Packages

library(tidyverse)
library(dplyr)
library(zoo)
library(devtools)
library(fastR2)
library(ggplot2)

Datasets

icc_data.csv

fig4_data.csv

Manage and Wrangle Coastal Cleanup Data (icc_data.csv) to Analysis-Ready Format (final_icc_dataset.csv)
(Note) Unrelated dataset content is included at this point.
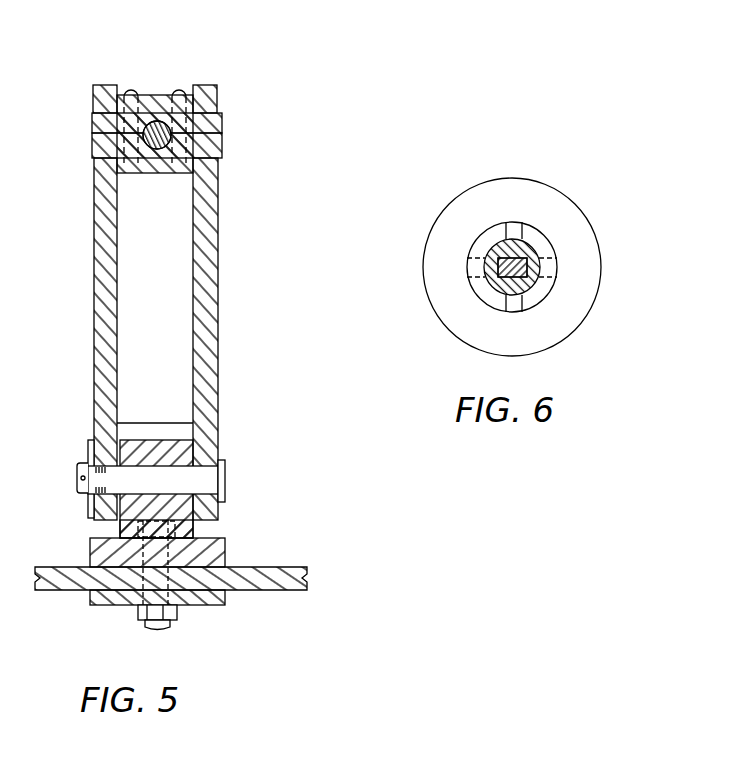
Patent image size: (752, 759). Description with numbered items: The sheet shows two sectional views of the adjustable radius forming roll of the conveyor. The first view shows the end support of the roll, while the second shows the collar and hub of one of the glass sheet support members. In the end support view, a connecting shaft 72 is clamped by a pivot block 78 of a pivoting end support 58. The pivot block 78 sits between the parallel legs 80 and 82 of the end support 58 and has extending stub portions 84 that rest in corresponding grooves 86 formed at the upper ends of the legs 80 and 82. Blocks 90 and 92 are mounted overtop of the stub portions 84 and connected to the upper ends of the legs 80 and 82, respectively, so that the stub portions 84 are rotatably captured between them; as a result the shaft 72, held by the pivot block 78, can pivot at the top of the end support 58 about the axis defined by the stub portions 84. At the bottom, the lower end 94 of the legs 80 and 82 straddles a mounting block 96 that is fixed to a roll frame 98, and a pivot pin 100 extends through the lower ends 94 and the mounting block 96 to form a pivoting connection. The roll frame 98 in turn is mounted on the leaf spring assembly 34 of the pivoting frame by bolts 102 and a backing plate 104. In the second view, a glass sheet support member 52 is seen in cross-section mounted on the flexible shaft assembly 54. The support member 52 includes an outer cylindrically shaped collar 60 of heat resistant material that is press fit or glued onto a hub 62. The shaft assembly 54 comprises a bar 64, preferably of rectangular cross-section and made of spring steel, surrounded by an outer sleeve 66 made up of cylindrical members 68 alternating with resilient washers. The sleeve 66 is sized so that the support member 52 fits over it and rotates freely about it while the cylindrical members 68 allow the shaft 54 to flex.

Wrangle coastal cleanup data to same format as fig4_data.csv

#Load data
icc_data <- read_csv("icc_data.csv")
fig4_data <- read_csv("fig4_data.csv")

#Reclassify columns as necessary (date, numeric)
icc_data$cleanup_date <- as.yearmon(icc_data$cleanup_date)
icc_data$bottles_sum <- as.numeric(icc_data$bottles_sum)
icc_data$bag_sum <- as.numeric(icc_data$bag_sum)
icc_data$wrapper_sum <- as.numeric(icc_data$wrapper_sum)
icc_data$foam_sum <- as.numeric(icc_data$foam_sum)
icc_data$other_sum <- as.numeric(icc_data$other_sum)
icc_data$total_weight <- as.numeric(icc_data$total_weight)

#Filter for rows with data
icc_data <- icc_data %>% 
  rowwise() %>% 
  filter(
    total_weight > 0
  )

#Combine items for each month and location so there is one entry per month per location (not multiple for multiple devices)  
icc_data <- icc_data %>% 
  group_by(cleanup_date, country) %>% 
    summarise(
      plastic_item_bottles = sum(bottles_sum, na.rm = TRUE), 
      plastic_item_bags = sum(bag_sum, na.rm = TRUE), 
      plastic_item_wrappers = sum(wrapper_sum, na.rm = TRUE),
      plastic_item_foam = sum(foam_sum, na.rm = TRUE),
      plastic_item_other = sum(other_sum, na.rm = TRUE),
      plastic_debris_items_total = sum(total_weight, na.rm = TRUE)
    )

#Pivot so each location and month has a row for all items
icc_data <- icc_data %>% 
  pivot_longer(
    cols = plastic_item_bottles:plastic_debris_items_total,
    names_to = "item",
    values_to = "mass_kg"
  )

#Reclassify columns as needed (numeric, factor, date)
icc_data$mass_kg <- as.numeric(icc_data$mass_kg)
icc_data$item <- as.factor(icc_data$item)
icc_data$cleanup_date <- as.yearmon(icc_data$cleanup_date)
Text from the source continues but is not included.